Zoo Atlanta’s contributions to the study and conservation of this species date back more than 25 years. The first group of Guatemalan beaded lizards to live at the Zoo arrived in 2000 from the University of Texas at Arlington. Zoo Atlanta has since had many successes breeding this reclusive species, with a total of 41 offspring hatched.

The individuals selected to travel to La Aurora Zoo will not be released into the wild; rather, their offspring will be introduced to the wild following a quarantine period.

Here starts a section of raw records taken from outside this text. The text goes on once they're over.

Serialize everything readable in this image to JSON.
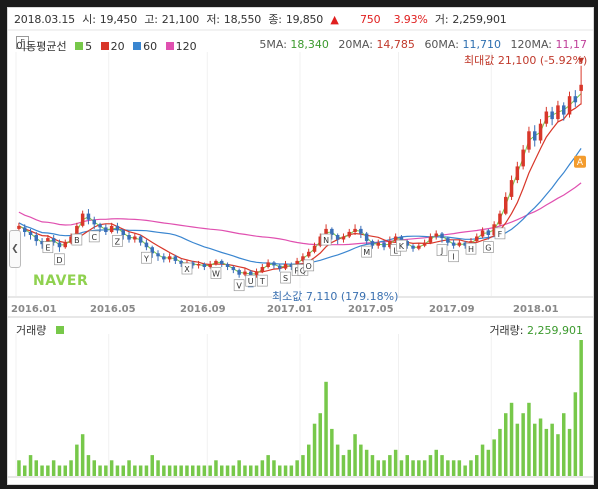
{
  "header": {
    "date": "2018.03.15",
    "open_label": "시:",
    "open": "19,450",
    "high_label": "고:",
    "high": "21,100",
    "low_label": "저:",
    "low": "18,550",
    "close_label": "종:",
    "close": "19,850",
    "up_arrow": "▲",
    "change": "750",
    "change_pct": "3.93%",
    "volume_label": "거:",
    "volume": "2,259,901"
  },
  "ma_legend": {
    "title": "이동평균선",
    "items": [
      {
        "label": "5",
        "color": "#77c84a"
      },
      {
        "label": "20",
        "color": "#d8372a"
      },
      {
        "label": "60",
        "color": "#3a86d0"
      },
      {
        "label": "120",
        "color": "#e050b0"
      }
    ]
  },
  "ma_values": {
    "ma5_label": "5MA:",
    "ma5": "18,340",
    "ma20_label": "20MA:",
    "ma20": "14,785",
    "ma60_label": "60MA:",
    "ma60": "11,710",
    "ma120_label": "120MA:",
    "ma120": "11,17"
  },
  "max_label": "최대값 21,100 (-5.92%)",
  "min_label": "최소값 7,110 (179.18%)",
  "f_box": "F",
  "watermark": "NAVER",
  "a_marker": "A",
  "x_ticks": [
    "2016.01",
    "2016.05",
    "2016.09",
    "2017.01",
    "2017.05",
    "2017.09",
    "2018.01"
  ],
  "volume_panel": {
    "title": "거래량",
    "value_label": "거래량:",
    "value": "2,259,901"
  },
  "colors": {
    "up": "#d8372a",
    "down": "#3a6fb8",
    "ma5": "#77c84a",
    "ma20": "#d8372a",
    "ma60": "#3a86d0",
    "ma120": "#e050b0",
    "volume": "#77c84a"
  },
  "chart_data": {
    "type": "candlestick",
    "x_range": [
      "2015.12",
      "2018.03"
    ],
    "y_range": [
      6000,
      22000
    ],
    "candles": [
      [
        0,
        10400,
        10600,
        10200,
        10800
      ],
      [
        1,
        10500,
        10200,
        9900,
        10700
      ],
      [
        2,
        10200,
        10000,
        9700,
        10400
      ],
      [
        3,
        10000,
        9600,
        9300,
        10200
      ],
      [
        4,
        9600,
        9400,
        9100,
        9800
      ],
      [
        5,
        9400,
        9800,
        9300,
        10000
      ],
      [
        6,
        9800,
        9500,
        9300,
        10000
      ],
      [
        7,
        9500,
        9200,
        8900,
        9700
      ],
      [
        8,
        9200,
        9500,
        9100,
        9700
      ],
      [
        9,
        9500,
        9900,
        9400,
        10100
      ],
      [
        10,
        9900,
        10600,
        9800,
        10800
      ],
      [
        11,
        10600,
        11400,
        10500,
        11600
      ],
      [
        12,
        11400,
        11000,
        10700,
        11700
      ],
      [
        13,
        11000,
        10700,
        10400,
        11200
      ],
      [
        14,
        10700,
        10500,
        10200,
        10800
      ],
      [
        15,
        10500,
        10200,
        10000,
        10700
      ],
      [
        16,
        10200,
        10600,
        10100,
        10800
      ],
      [
        17,
        10600,
        10300,
        10100,
        10800
      ],
      [
        18,
        10300,
        10000,
        9700,
        10400
      ],
      [
        19,
        10000,
        9700,
        9500,
        10200
      ],
      [
        20,
        9700,
        9900,
        9500,
        10100
      ],
      [
        21,
        9900,
        9500,
        9300,
        10000
      ],
      [
        22,
        9500,
        9200,
        9000,
        9700
      ],
      [
        23,
        9200,
        8800,
        8500,
        9300
      ],
      [
        24,
        8800,
        8600,
        8300,
        9000
      ],
      [
        25,
        8600,
        8400,
        8200,
        8800
      ],
      [
        26,
        8400,
        8600,
        8200,
        8800
      ],
      [
        27,
        8600,
        8300,
        8100,
        8700
      ],
      [
        28,
        8300,
        8100,
        7900,
        8400
      ],
      [
        29,
        8100,
        8200,
        7900,
        8400
      ],
      [
        30,
        8200,
        8000,
        7800,
        8300
      ],
      [
        31,
        8000,
        8100,
        7800,
        8300
      ],
      [
        32,
        8100,
        7900,
        7700,
        8200
      ],
      [
        33,
        7900,
        8100,
        7800,
        8300
      ],
      [
        34,
        8100,
        8300,
        8000,
        8400
      ],
      [
        35,
        8300,
        8100,
        7900,
        8400
      ],
      [
        36,
        8100,
        7900,
        7700,
        8200
      ],
      [
        37,
        7900,
        7700,
        7500,
        8000
      ],
      [
        38,
        7700,
        7400,
        7200,
        7800
      ],
      [
        39,
        7400,
        7600,
        7300,
        7800
      ],
      [
        40,
        7600,
        7300,
        7100,
        7700
      ],
      [
        41,
        7300,
        7600,
        7200,
        7800
      ],
      [
        42,
        7600,
        7900,
        7500,
        8100
      ],
      [
        43,
        7900,
        8200,
        7800,
        8400
      ],
      [
        44,
        8200,
        8000,
        7800,
        8300
      ],
      [
        45,
        8000,
        7800,
        7600,
        8100
      ],
      [
        46,
        7800,
        8100,
        7700,
        8300
      ],
      [
        47,
        8100,
        7900,
        7700,
        8200
      ],
      [
        48,
        7900,
        8300,
        7800,
        8500
      ],
      [
        49,
        8300,
        8600,
        8200,
        8800
      ],
      [
        50,
        8600,
        8900,
        8500,
        9100
      ],
      [
        51,
        8900,
        9300,
        8800,
        9500
      ],
      [
        52,
        9300,
        9900,
        9200,
        10100
      ],
      [
        53,
        9900,
        10400,
        9800,
        10700
      ],
      [
        54,
        10400,
        10000,
        9700,
        10500
      ],
      [
        55,
        10000,
        9700,
        9400,
        10100
      ],
      [
        56,
        9700,
        9900,
        9500,
        10100
      ],
      [
        57,
        9900,
        10200,
        9800,
        10400
      ],
      [
        58,
        10200,
        10400,
        10000,
        10700
      ],
      [
        59,
        10400,
        10100,
        9800,
        10600
      ],
      [
        60,
        10100,
        9600,
        9400,
        10200
      ],
      [
        61,
        9600,
        9300,
        9100,
        9700
      ],
      [
        62,
        9300,
        9500,
        9100,
        9700
      ],
      [
        63,
        9500,
        9200,
        9000,
        9600
      ],
      [
        64,
        9200,
        9600,
        9100,
        9900
      ],
      [
        65,
        9600,
        9900,
        9500,
        10100
      ],
      [
        66,
        9900,
        9600,
        9400,
        10000
      ],
      [
        67,
        9600,
        9300,
        9100,
        9700
      ],
      [
        68,
        9300,
        9100,
        8900,
        9400
      ],
      [
        69,
        9100,
        9300,
        9000,
        9500
      ],
      [
        70,
        9300,
        9500,
        9200,
        9700
      ],
      [
        71,
        9500,
        9900,
        9400,
        10100
      ],
      [
        72,
        9900,
        10100,
        9700,
        10300
      ],
      [
        73,
        10100,
        9800,
        9500,
        10200
      ],
      [
        74,
        9800,
        9500,
        9300,
        9900
      ],
      [
        75,
        9500,
        9300,
        9100,
        9700
      ],
      [
        76,
        9300,
        9500,
        9200,
        9700
      ],
      [
        77,
        9500,
        9300,
        9100,
        9600
      ],
      [
        78,
        9300,
        9600,
        9200,
        9800
      ],
      [
        79,
        9600,
        9900,
        9500,
        10100
      ],
      [
        80,
        9900,
        10300,
        9800,
        10500
      ],
      [
        81,
        10300,
        10000,
        9700,
        10400
      ],
      [
        82,
        10000,
        10700,
        9900,
        10900
      ],
      [
        83,
        10700,
        11400,
        10600,
        11600
      ],
      [
        84,
        11400,
        12500,
        11300,
        12800
      ],
      [
        85,
        12500,
        13600,
        12300,
        13900
      ],
      [
        86,
        13600,
        14500,
        13400,
        14800
      ],
      [
        87,
        14500,
        15600,
        14300,
        15900
      ],
      [
        88,
        15600,
        16800,
        15400,
        17100
      ],
      [
        89,
        16800,
        16200,
        15800,
        17200
      ],
      [
        90,
        16200,
        17300,
        16000,
        17600
      ],
      [
        91,
        17300,
        18100,
        17100,
        18400
      ],
      [
        92,
        18100,
        17600,
        17200,
        18400
      ],
      [
        93,
        17600,
        18500,
        17400,
        18800
      ],
      [
        94,
        18500,
        17900,
        17500,
        18700
      ],
      [
        95,
        17900,
        19100,
        17700,
        19400
      ],
      [
        96,
        19100,
        18700,
        18400,
        19500
      ],
      [
        97,
        19450,
        19850,
        18550,
        21100
      ]
    ],
    "volume": [
      3,
      2,
      4,
      3,
      2,
      2,
      3,
      2,
      2,
      3,
      6,
      8,
      4,
      3,
      2,
      2,
      3,
      2,
      2,
      3,
      2,
      2,
      2,
      4,
      3,
      2,
      2,
      2,
      2,
      2,
      2,
      2,
      2,
      2,
      3,
      2,
      2,
      2,
      3,
      2,
      2,
      2,
      3,
      4,
      3,
      2,
      2,
      2,
      3,
      4,
      6,
      10,
      12,
      18,
      9,
      6,
      4,
      5,
      8,
      6,
      5,
      4,
      3,
      3,
      4,
      5,
      3,
      4,
      3,
      3,
      3,
      4,
      5,
      4,
      3,
      3,
      3,
      2,
      3,
      4,
      6,
      5,
      7,
      9,
      12,
      14,
      10,
      12,
      14,
      10,
      11,
      9,
      10,
      8,
      12,
      9,
      16,
      26
    ],
    "volume_max": 2259901,
    "annotations": [
      "B",
      "C",
      "D",
      "E",
      "Z",
      "Y",
      "X",
      "W",
      "V",
      "U",
      "T",
      "S",
      "R",
      "Q",
      "O",
      "N",
      "M",
      "L",
      "K",
      "J",
      "I",
      "H",
      "G",
      "F"
    ],
    "xlabel": "",
    "ylabel": ""
  }
}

The Guatemalan beaded lizard is an example of an animal most Americans would have no awareness of were it not for zoological populations. Discovered by science relatively recently in the mid-1980s, the lizards have been known to local people in their native Motagua Valley for thousands of years. For generations, these reptiles were shrouded in myth and legend stemming from the fact that they are venomous lizards (this species is closely related to the familiar Gila monster of the southwestern U.S.).

In truth, Guatemalan beaded lizards spend most of their life below ground and eat almost exclusively bird and reptile eggs, and they pose no threat or harm to humans on the very rare occasions when they are encountered. While community conservation efforts and educational outreach have done much to stem fear-based killings, the species still faces significant pressures from habitat loss due to agricultural development, as well as illegal collection for the international pet trade.

Biodiversity matters

While all living things are connected and are important for their intrinsic value and for their roles in their ecosystems, many organisms and their biology and adaptations have additional values that are only now being discovered by science – or may never be known if these species cease to exist. The properties of the Guatemalan beaded lizard’s venom, which is used only in self-defense and is not used to capture prey, have only recently been discovered. Unlike most lizard species, the Guatemalan beaded lizard has a high aerobic capacity and uses a unique hormone to stabilize its own blood sugar levels during contrasting periods of eating and fasting. This hormone has been synthesized by pharmaceutical companies in the treatment of human diabetes.